The NAO report, on the operational record of the first wave of PFI hospitals, concludes they were mostly delivered on time and within budget. But critics have pointed out that this is not so difficult to achieve if the budget in question equates to the contract sum, since after this stage of negotiation is reached the costs to the client are fixed.
They also draw attention to the murky 'risk factor' (between 1 and 22 per cent of cost) applied to the conventional procurement alternatives, prior to the conclusion that PFI represents good value.
The main thrust of the NAO report, however, is the day-to-day performance of PFI hospitals, and it offers a sorry story of high running costs, poor quality and inflexibility. Call a handyman to fit a notice board? Oh no, you'll need a. quote from the PFI company for 'supply and fit and life cycle maintenance'. That will be£860 for five, please.
At Norfolk and Norwich University Hospital trust, 1,600 'minor works variations' over two years cost£1.2m: an average of£750 each. And in the event of poor performance, 12 out of the 19 first-wave hospitals felt the financial deductions they could impose were too small to motivate the companies to change.
This reported rapacity on the part of PFI companies will be seen by the anti-PFI lobby as evidence that the scheme is intrinsically flawed. But it's not the first time a worldly wise contractor has taken advantage of a naive or gullible client. 'Marry in haste, repent at leisure', goes the old adage, and the NHS will be paying for early optimism for many years.
Yet this alleged poor performance may be as much a red herring as the reported efficiency of building contractors. In economic terms the crucial underlying issue with PFI is the fairness of the way payments are spread between generations of users.
Traditionally in our public finance arrangements we have done our best to match today's claims on resources with today's loan repayments, ensuring assets are passed to the next generation of users free of debt. But in the early 1990s the Treasury hit on PFI as a wheeze to cut taxes yet maintain capital spending. Instead of government borrowing, why not borrow from the banks?
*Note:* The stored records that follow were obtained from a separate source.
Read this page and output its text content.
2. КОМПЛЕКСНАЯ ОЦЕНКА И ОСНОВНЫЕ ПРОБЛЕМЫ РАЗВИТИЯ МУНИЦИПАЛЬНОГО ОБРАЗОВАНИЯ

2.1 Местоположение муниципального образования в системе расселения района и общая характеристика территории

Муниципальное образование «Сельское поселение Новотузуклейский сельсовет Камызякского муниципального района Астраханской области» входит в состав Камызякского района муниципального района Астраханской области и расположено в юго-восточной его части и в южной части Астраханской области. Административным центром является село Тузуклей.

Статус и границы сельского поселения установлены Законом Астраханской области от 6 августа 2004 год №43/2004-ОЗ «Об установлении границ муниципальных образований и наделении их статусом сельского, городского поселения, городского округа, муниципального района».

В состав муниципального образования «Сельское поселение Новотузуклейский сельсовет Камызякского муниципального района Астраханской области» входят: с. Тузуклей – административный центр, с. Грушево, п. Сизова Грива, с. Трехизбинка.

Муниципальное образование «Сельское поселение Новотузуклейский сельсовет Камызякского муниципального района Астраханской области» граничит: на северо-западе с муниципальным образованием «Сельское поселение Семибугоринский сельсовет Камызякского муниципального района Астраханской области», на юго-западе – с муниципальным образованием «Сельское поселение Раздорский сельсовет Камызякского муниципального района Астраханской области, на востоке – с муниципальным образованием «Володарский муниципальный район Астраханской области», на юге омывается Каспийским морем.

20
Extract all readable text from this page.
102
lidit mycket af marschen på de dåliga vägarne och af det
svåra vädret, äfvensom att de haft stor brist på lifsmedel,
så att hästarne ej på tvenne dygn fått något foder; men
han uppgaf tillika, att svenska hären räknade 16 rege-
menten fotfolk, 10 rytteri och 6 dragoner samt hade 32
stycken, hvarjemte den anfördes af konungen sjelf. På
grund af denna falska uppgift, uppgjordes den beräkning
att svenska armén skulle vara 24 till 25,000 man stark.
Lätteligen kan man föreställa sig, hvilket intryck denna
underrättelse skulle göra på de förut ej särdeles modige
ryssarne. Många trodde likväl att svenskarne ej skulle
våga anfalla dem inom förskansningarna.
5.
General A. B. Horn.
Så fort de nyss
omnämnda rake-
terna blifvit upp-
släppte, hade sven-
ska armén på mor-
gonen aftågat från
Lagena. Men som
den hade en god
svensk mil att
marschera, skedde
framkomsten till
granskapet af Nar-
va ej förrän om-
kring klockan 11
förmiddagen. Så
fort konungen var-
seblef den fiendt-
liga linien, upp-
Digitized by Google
It was a time of smoke and mirrors, with large public buildings that miraculously appeared on no balance sheet. But a decade or more on, the reality is clearer. In our short-term rush to cut public spending we have passed on a higher financial burden to our children. Older buildings go unrenewed as budgets are raided. Newer assets are encumbered with debt; and we are tied into long-term agreements for some services we no longer need.
Have you ever contemplated taking out one of those new mortgages that run for so long your children will inherit the debt? PFI's a bit like that, but they also inherit a long-term contract for garden maintenance even after you gravel over the lawn.
Noel Plumridge is an independent consultant and former NHS finance director.